Secondo la CGIA, il Veneto è l’unica tra le grandi regioni settentrionali a presentare un saldo complessivo negativo, insieme a Trentino-Alto Adige, con -288, e Friuli Venezia Giulia, con -226. L’Emilia-Romagna, al contrario, registra un saldo positivo di 3.531 laureati.
Il dato, tuttavia, va rapportato alla consistenza della popolazione universitaria della regione. Mediamente, nei cinque anni considerati, sono stati 2.263 all’anno i laureati veneti tra i 25 e i 34 anni che hanno lasciato l’Italia, al netto dei rientri. Al 1° gennaio 2025 i laureati veneti della stessa fascia d’età erano poco meno di 159.500. La quota di coloro che nel 2024 hanno scelto di trasferirsi all’estero rappresenta quindi circa l’1,4% del totale. Se rapportata all’intera popolazione veneta tra i 25 e i 34 anni, oltre 506 mila persone, l’incidenza scende allo 0,4%.
La CGIA individua tra le possibili ragioni della minore capacità attrattiva del Veneto la ridotta presenza, rispetto a Lombardia, Piemonte ed Emilia-Romagna, di grandi imprese e multinazionali in grado di offrire un numero elevato di occupazioni qualificate.
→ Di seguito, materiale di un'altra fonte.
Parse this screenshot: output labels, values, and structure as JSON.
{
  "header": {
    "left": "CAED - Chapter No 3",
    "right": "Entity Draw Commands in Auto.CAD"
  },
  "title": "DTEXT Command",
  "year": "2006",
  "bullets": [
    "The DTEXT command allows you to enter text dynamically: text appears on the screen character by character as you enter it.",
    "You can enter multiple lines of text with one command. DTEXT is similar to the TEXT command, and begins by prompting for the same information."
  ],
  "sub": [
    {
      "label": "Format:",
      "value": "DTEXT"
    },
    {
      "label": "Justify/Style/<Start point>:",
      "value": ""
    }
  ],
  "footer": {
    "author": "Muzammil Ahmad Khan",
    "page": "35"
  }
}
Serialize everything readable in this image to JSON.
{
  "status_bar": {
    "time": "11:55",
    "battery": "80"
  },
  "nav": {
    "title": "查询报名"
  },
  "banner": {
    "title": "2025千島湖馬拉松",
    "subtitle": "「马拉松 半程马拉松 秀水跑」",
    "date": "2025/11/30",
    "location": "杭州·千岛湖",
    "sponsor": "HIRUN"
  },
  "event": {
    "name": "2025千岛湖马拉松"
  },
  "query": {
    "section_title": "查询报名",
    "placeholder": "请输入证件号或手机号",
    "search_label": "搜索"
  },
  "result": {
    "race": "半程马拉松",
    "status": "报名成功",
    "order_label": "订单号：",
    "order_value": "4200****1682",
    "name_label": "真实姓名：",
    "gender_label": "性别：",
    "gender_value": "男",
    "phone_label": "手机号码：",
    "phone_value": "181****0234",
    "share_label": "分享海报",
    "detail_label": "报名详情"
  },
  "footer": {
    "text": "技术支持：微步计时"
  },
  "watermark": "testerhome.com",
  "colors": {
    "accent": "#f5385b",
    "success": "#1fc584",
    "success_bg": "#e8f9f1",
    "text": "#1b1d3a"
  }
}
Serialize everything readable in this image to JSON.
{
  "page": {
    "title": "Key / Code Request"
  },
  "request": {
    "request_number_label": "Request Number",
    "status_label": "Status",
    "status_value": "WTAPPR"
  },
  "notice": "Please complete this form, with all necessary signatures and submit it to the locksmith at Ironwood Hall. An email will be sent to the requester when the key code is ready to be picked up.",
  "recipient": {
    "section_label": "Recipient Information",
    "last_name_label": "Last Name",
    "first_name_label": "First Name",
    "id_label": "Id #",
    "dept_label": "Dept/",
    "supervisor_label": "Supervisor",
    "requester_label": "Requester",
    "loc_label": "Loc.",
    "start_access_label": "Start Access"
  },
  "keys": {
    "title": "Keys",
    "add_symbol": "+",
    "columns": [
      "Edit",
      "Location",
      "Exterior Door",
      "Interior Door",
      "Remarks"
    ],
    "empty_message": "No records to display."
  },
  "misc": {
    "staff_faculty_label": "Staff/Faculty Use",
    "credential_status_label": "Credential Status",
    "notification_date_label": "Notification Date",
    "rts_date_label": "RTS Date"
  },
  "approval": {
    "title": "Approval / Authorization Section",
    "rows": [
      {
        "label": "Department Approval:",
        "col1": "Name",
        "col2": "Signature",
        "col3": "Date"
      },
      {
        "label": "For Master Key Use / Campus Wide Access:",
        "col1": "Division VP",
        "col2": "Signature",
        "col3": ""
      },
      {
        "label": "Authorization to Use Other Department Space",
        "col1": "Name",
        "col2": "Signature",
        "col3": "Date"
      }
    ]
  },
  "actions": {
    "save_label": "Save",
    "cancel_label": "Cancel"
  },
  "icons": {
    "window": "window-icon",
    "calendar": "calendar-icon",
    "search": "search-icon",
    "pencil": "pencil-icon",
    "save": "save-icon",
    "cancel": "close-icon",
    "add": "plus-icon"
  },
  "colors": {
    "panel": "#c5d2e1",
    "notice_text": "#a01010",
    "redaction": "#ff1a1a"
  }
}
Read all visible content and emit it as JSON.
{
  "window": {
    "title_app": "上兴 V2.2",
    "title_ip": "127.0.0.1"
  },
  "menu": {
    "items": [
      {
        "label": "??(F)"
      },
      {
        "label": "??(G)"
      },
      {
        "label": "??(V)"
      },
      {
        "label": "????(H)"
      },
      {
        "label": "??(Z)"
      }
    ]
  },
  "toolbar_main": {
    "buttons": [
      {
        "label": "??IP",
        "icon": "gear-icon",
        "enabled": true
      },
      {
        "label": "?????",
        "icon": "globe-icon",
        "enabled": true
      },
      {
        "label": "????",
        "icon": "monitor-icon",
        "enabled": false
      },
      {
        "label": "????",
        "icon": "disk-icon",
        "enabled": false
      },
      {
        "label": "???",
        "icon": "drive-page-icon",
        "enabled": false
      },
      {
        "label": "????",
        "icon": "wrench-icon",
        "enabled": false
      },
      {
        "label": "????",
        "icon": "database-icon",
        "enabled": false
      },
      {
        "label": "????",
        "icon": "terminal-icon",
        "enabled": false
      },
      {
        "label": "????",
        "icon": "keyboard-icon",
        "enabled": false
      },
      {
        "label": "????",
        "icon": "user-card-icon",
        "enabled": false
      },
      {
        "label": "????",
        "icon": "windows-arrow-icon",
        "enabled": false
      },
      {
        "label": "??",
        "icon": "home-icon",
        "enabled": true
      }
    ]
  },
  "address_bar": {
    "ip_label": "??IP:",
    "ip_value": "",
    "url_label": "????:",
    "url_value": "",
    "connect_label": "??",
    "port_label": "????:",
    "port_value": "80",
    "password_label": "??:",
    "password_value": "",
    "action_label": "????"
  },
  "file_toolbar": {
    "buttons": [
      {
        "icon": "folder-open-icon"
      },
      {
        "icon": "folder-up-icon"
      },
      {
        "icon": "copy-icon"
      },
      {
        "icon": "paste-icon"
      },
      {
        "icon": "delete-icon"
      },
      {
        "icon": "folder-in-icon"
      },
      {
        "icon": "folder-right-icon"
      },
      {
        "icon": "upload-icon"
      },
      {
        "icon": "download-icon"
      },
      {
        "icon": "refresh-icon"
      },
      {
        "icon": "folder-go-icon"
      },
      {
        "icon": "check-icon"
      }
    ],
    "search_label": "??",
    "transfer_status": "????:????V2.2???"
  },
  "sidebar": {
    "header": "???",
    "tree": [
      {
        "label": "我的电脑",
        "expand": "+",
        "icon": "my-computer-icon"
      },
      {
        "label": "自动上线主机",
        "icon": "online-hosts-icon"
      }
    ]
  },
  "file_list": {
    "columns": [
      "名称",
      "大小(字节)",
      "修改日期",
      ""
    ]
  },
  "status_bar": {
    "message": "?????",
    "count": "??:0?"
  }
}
A pesare sarebbe anche l’indebolimento di comparti che in passato assorbivano molti laureati, come quello bancario e assicurativo. Il sistema produttivo regionale rimane invece caratterizzato soprattutto da micro, piccole e medie imprese, spesso competitive sui mercati internazionali ma con minori possibilità di inserimento per figure con formazione universitaria.
Il quadro nazionale è diverso. Tra il 2019 e il 2024 l’Italia ha perso circa 78 mila giovani laureati italiani, ma nello stesso periodo ha registrato un saldo positivo di quasi 88 mila laureati stranieri. Il bilancio complessivo nazionale risulta quindi positivo per 9.593 giovani qualificati.
Le differenze territoriali restano però profonde: il Nord Ovest registra un saldo positivo di 12.817 laureati, il Centro di 5.849 e il Nord Est di 2.346. Più critica la situazione del Mezzogiorno, che nel quinquennio perde complessivamente oltre 11 mila giovani laureati.